Arts reviews with a bite

Book

Je suis Romane Monnier

Delphine de Vigan

5/5

History of disappearance

I have been an admirer of Delphine de Vigan’s fiction for many years. I was first enthralled by Les heures souterraines (Underground time) which captured with satisfying precision the alienation of urban commuting. Her subsequent autofictional novel about her bipolar mother, Rien ne s’oppose à la nuit (Nothing holds back the night) spoke powerfully and authentically about what it is like to be a child of a parent with a mental illness. Her penultimate novel Les enfants sont rois (Kids run the show) delved into another contemporary social phenomenon, that of children influencers and their parents and wove an uncommonly insightful text on the topic.

Delphine de Vigan
Je suis Romane Monnier (I am Romaine Monnier) by Delphine de Vigan

Initially the narrative of Je suis Romane Monnier centres around the everyday object that is the mobile phone, but soon the subject matter stretches wide, from our need for authenticity and purpose, to our means of understanding and connecting with others and ourselves in the modern world. This may sound too philosophical and vague, but the author explores these issues without pretence, with thoughtful and elegant simplicity and solely through the experiences of her characters.

This novel has not as yet been translated into English, but I’m certain it will be soon, as a good selection of de Vigan’s novels have been in the past, and there is no reason to bypass this excellent work. And I’m guessing the title won’t be translated as I am Romane Monnier, in fact I can see that a number of alterative English titles would be better suited to this wide-reaching account of our being in the world today.

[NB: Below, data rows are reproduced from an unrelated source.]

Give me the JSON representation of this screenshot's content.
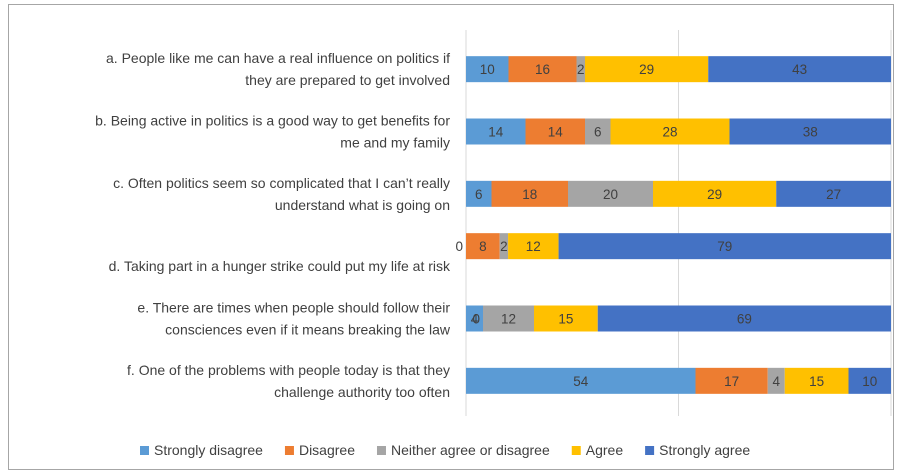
{
  "chart_data": {
    "type": "bar",
    "orientation": "horizontal",
    "stacked": true,
    "percent_stacked": true,
    "grid": "vertical",
    "legend_position": "bottom",
    "title": "",
    "xlabel": "",
    "ylabel": "",
    "categories": [
      [
        "a. People like me can have a real influence on politics if",
        "they are prepared to get involved"
      ],
      [
        "b. Being active in politics is a good way to get benefits for",
        "me and my family"
      ],
      [
        "c. Often politics seem so complicated that I can’t really",
        "understand what is going on"
      ],
      [
        "d. Taking part in a hunger strike could put my life at risk"
      ],
      [
        "e. There are times when people should follow their",
        "consciences even if it means breaking the law"
      ],
      [
        "f. One of the problems with people today is that they",
        "challenge authority too often"
      ]
    ],
    "series": [
      {
        "name": "Strongly disagree",
        "color": "#5b9bd5",
        "values": [
          10,
          14,
          6,
          0,
          4,
          54
        ]
      },
      {
        "name": "Disagree",
        "color": "#ed7d31",
        "values": [
          16,
          14,
          18,
          8,
          0,
          17
        ]
      },
      {
        "name": "Neither agree or disagree",
        "color": "#a5a5a5",
        "values": [
          2,
          6,
          20,
          2,
          12,
          4
        ]
      },
      {
        "name": "Agree",
        "color": "#ffc000",
        "values": [
          29,
          28,
          29,
          12,
          15,
          15
        ]
      },
      {
        "name": "Strongly agree",
        "color": "#4472c4",
        "values": [
          43,
          38,
          27,
          79,
          69,
          10
        ]
      }
    ]
  }
}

When you glean falseness in others, there is no going back. Suddenly the whole world reveals its hollow inauthenticity that it is hard to bear and overcome. The young woman from the title, Romane Monnier, reaches this point, further worn down by social media and expectations of her colleagues, bosses, friends and family. As de Vigan points out the assumption that you can always pull yourself together when going through a difficult period, that this is just something you can do, and that if you don’t you are deliberately selfish or difficult, continues to be a frequently held opinion. Moreover, Romane struggles to accept the flexibility of truth and memory, because she doesn’t have a strong foothold anywhere else. The elusive changeability of memory, the fact that everyone has their own version of the past grates against the brittleness of her character, resulting in her inability to find valuable meaning anywhere.

Je suis Romane Monnier (I am Romaine Monnier) by Delphine de Vigan

In counterpoint to Romane, we have Thomas, a gentle middle-aged man and single parent of melancholic disposition. The void of his daughter’s recent departure from their household has created an opportunity for ancient wounds and struggles to resurface. Sharing neighbouring tables at the restaurant La Malice Thomas and Romane mistakenly take each other’s phone, or so it seems. This sets the narrative into motion and as Romane returns Thomas’ phone but asks him to keep hers, and furthermore gives him her password, in his lonely evenings he is drawn to exploring her phone and piecing together her life and mental state like a detective.

The information in Romane’s phone acts on Thomas in the same way reading a good novel would, opening a door to another world. Nevertheless Thomas’ crude invasion of Romane’s privacy also serves the purpose of reflecting to him an image of a parallel lonely life and shaking him out of his depressive state.

De Vigan excels in bringing together disparate characters, without superficially turning them into friends or lovers, respecting the wide spectrum of relationships that exist between not knowing someone and being very close to them. Very few authors explore this spectrum well, and yet our lives mostly consist of these in-between relationships, neither close, nor far.

Delphine de Vigan
Delphine de Vigan

The connection between Thomas and Romane mediated by a much maligned mobile phone device becomes more authentic than it first appears. De Vigan shows that despite endangering our privacy, trivialising human connections, stealing our time and perpetuating an unhealthy and addictive focus on trivia, the humble mobile phone can also be an instrument for unexpected insights into self and others.

There is something in de Vigan’s reading of emotional situations and relationships that is uniquely sharply analytical and perspicuous without for a moment losing the core human warmth for her characters. She is a hypersensitive barometer of feelings and moods, inscribing them like a seismographic device, but also explaining them and contextualising them masterfully. In a winning combination, she most often examines very contemporary social phenomena from an equally contemporary and always thoughtful viewpoint, utterly devoid of modish superficiality. Concentrating on the psychology of characters and their emotions, her writing is never sentimental or without literary purpose.

Romane’s discomfort with the world leads her to seek a way to disappear. A true child of our era, she is only able to discuss her situation with ChatGPT. Who has not dreamt of disappearing without a trace? A fresh start promises to be an easy solution to the accumulation of problems, discomfort and depression. But as we fear the worst for Romane, the author reminds us that everyone needs different things to heal, and that disappearing may not be entirely what it seems.